Gueule de bois

IMG_8052Poème-affiche de John Giorno (exposition Palais de Tokyo, novembre 2015)

On avait décidé de se retrouver autour d’un verre. Etre ensemble pour écouter les résultats. Mais pas seulement entendre. On voulait voir leurs gueules. On voulait être sûrs de ce que l’on verrait. Et on a vu. Et on n’a pas été surpris. On a mesuré l’époque que nous étions en train de vivre et celle que nous avons vécue ensemble. On se souvenait d’avoir chanté à vingt ans La jeunesse emmerde le Front National des Bérurier Noir. A cette époque, ils n’étaient pas aussi nombreux à voter pour l’extrême droite et pourtant nous étions nombreux à mener le combat contre eux. Avec une belle énergie. Pourtant. On a fini par s’habituer. On a fini par trouver leurs propos banals. On se souvient aussi d’avoir entendu des proches déraper, et de plus en plus souvent, et de plus en plus ouvertement. Combien de ceux qui ont chanté sur les Bérurier ont voté FN aujourd’hui ? Combien d’entre nous, de cette jeunesse là ? Est-ce que c’est possible ?

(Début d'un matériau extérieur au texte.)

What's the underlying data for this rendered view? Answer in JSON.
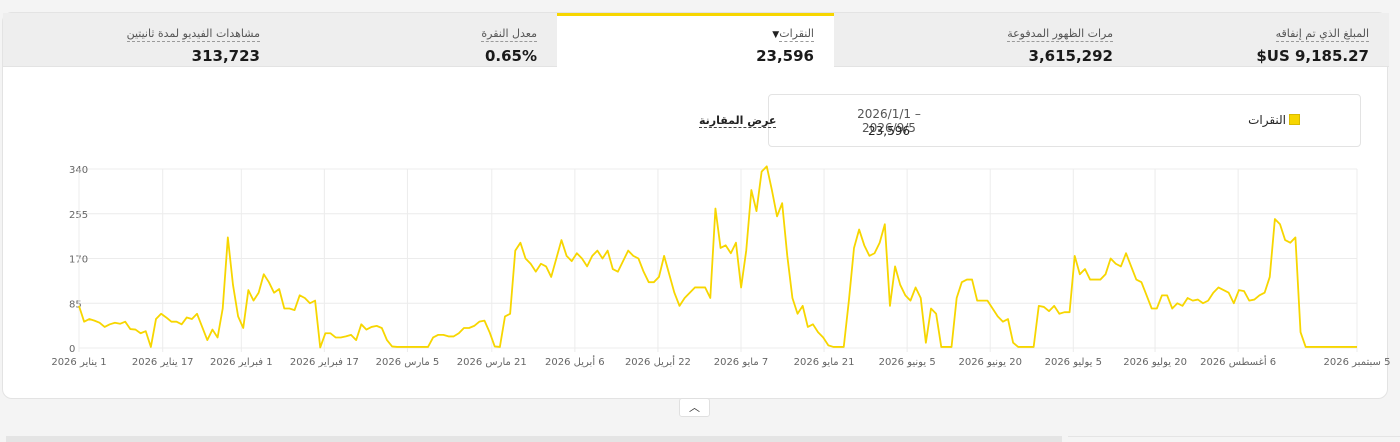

On a mis bout à bout nos déceptions notre effarement nos combats. On a revu ce qu’on a fait, ce qu’on n’a pas fait, ce qu’on a manqué. On a conclu qu’on avait molli, qu’on avait cédé du terrain tout simplement. On a bu. On a débattu. On s’est engueulés. On montait le son de la télé parfois. On n’en revenait pas, tout de même, d’en être là. Et puis leurs gueules. Leurs sourires. Leur triomphe devant les caméras. On se souvenait d’une époque où pas un meeting du FN ne se passait sous bonne escorte, sous les huées des manifestants. On se souvenait, comme d’anciens combattants, d’avoir été poursuivis à coups de matraque par le service d’ordre musclé du FN. Ces mêmes gens aux mêmes idées – il ne faut pas se leurrer, se dédiaboliser ne veut pas dire se renier, c’est juste se rendre présentable – ces mêmes gens donc, étaient en train de parader sur les petits écrans. Le dégoût. Et je ne saurais dire quoi. De la déception. Du désenchantement. Une profonde tristesse.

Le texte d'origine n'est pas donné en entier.